My nana used to tell me that a change is as good as rest. In saying that she meant a change of routine, such as meeting a friend for coffee when she should have been ticking chores off her to-do list, would make her twice as productive later on. The proverb is often quoted but is there any truth to it? Psychologist Sasha Lynn thinks change gives us a sense of pleasure, which is restful in a physiological way.

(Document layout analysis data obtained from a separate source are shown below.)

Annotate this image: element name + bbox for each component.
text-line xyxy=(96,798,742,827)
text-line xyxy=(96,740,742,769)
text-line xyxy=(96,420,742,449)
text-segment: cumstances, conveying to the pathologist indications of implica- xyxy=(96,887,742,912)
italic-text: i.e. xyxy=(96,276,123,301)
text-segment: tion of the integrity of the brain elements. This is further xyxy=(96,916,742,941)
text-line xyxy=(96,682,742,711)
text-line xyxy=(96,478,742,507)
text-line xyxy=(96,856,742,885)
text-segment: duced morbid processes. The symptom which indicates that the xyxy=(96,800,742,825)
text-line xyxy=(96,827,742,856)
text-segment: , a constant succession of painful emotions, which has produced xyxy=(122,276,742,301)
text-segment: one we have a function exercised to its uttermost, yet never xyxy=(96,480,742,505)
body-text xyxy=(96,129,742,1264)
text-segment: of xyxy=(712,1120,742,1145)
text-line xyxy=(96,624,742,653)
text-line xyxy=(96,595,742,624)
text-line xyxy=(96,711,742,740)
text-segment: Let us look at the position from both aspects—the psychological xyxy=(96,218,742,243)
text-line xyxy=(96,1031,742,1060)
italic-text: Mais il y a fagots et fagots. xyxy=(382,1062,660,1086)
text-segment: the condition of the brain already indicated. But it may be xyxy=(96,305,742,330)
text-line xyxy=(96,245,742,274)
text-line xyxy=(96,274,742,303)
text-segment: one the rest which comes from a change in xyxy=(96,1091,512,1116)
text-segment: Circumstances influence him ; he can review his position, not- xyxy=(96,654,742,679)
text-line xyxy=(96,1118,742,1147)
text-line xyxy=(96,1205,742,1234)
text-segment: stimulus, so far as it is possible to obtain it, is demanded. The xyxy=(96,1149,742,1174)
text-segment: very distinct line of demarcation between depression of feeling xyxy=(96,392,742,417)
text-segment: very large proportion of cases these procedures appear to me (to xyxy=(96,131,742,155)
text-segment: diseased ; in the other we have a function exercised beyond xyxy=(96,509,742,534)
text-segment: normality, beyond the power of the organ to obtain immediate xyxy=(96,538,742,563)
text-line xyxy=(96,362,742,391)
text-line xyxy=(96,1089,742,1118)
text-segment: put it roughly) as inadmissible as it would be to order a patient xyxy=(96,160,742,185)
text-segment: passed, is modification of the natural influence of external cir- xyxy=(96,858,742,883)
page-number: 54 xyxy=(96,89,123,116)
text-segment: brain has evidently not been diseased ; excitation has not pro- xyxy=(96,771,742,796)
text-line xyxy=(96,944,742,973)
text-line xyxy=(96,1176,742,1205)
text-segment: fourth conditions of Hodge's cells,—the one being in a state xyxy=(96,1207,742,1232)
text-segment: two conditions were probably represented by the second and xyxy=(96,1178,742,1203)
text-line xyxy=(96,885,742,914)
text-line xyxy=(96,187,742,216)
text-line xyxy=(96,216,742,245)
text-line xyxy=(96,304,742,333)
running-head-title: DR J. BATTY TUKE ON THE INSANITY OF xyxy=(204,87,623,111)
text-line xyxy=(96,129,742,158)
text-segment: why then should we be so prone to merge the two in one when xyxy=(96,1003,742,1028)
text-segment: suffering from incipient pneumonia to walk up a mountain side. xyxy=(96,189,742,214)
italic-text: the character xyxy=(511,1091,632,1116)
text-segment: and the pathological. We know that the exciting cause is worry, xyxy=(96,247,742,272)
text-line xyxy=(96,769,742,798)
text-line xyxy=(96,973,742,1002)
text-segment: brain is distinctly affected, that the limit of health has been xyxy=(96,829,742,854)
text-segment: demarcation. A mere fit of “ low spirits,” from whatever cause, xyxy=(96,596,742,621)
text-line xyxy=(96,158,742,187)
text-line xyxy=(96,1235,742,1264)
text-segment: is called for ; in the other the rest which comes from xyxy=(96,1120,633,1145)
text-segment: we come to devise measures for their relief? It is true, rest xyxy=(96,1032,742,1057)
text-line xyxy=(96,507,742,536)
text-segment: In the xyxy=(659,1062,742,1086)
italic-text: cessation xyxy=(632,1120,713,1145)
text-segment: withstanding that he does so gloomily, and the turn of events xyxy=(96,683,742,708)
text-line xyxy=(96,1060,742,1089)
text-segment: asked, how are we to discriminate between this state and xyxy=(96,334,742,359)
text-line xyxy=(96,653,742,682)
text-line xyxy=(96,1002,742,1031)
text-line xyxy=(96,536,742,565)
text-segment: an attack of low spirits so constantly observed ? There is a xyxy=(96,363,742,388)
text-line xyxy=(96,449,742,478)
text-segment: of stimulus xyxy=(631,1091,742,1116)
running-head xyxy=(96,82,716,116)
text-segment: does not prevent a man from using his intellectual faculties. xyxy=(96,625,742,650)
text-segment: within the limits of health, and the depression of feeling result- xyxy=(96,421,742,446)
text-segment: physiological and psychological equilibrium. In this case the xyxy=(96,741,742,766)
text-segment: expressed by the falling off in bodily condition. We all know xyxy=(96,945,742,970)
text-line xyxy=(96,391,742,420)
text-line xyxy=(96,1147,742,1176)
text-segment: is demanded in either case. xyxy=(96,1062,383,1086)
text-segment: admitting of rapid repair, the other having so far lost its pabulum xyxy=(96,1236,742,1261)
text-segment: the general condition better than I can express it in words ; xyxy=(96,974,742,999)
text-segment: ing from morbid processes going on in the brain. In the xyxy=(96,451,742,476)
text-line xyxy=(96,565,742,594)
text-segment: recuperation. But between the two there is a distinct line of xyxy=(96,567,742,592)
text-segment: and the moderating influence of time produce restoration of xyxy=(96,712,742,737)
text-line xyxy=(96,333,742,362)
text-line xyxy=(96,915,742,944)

“Change brings with it a renewed sense of vigour and motivation,” Lynn explains. “When we feel pleasure we get a hit of dopamine, the feel-good neurochemical. So in that sense, for sure change can be as good as a rest. We don’t necessarily need to stop and do nothing to feel rested.” But when it comes to exercising change for the sake of wellbeing, what exactly is it we should change? Lynn says that there isn’t a one change fits all solution – it comes down to an individual’s lifestyle.
“You could make changes in work, changes in your daily routine or try new hobbies,” she suggests. “Look for changes that bring you a new experience and enjoyment.” I was curious, so I bought new coffee mugs, replaced all my bed linen and rearranged the furniture in my home office. I definitely enjoyed the changes, but the feel-good factor was rather short-lived.
To further test the theory, I signed up for a couple of Zumba classes. As a regular gym-goer, I wasn’t looking for an endorphin fix or trying to boost my energy with exercise because I already get plenty of that. My aim was to see what happened when I swapped my usual HIIT workout for something totally different.
I did three Zumba classes over a week. I definitely enjoyed myself; in fact, my lack of co-ordination meant that I wiggled and shimmied my way through each session in side-splitting stitches. I felt elated afterwards and although I was swimming in sweat, I was more energised than exhausted.
Of course, Zumba is known for its feel-good factor – the music is chosen to create a party-like atmosphere and it definitely gets your endorphins pumping. So while the classes led to a feeling of renewal, I don’t know if it can be attributed to the change alone.
To further test the theory I asked other women to make a significant lifestyle change to see if the proverb proved true for them. Melbourne blogger and podcaster Carly Jacobs takes her health and fitness seriously and is vocal about eating a healthy and balanced diet. To shake up her eating habits, Jacobs went vegan for a week.
While she relished the idea of change of diet, the reality wasn’t as sweet. “I felt bloated and quite lethargic,” she says. “It felt like a lot of work for not much reward. Also, it was quite stressful having to plan food and ask about every little thing in restaurant food.”
At the end of the week Jacobs concluded that, in this instance, a change was definitely not as good as a rest. Sam Porter, who works in hospitality, decided to change the way she dressed, swapping activewear for regular city clothes to see if she experienced an increase in energy and productivity. Getting dressed up put a definite spring in her step.
“Wearing a dress inspired me to make more effort with my appearance,” Porter recalls. “I blow-dried my hair and put some lipstick on. During the day I smiled more and slowed down instead of rushing around.”
After a week of dressing up she found that her mood was lighter. “I felt more confident and seemed to have more energy.” So, is a change as good as rest? It probably depends on who you are and what you change. A change might not rock your world, but like a cool southerly on a scorching summer’s day, it can come as a welcome relief.
How to switch on
• Change your routine: get up 15 minutes earlier to allow yourself some quiet time before your day begins.
• Change your commute: listen to a podcast instead of checking Facebook while you’re on the train or bus.
• Change your diet: buy a cookbook and commit to making something new from it at least once a week.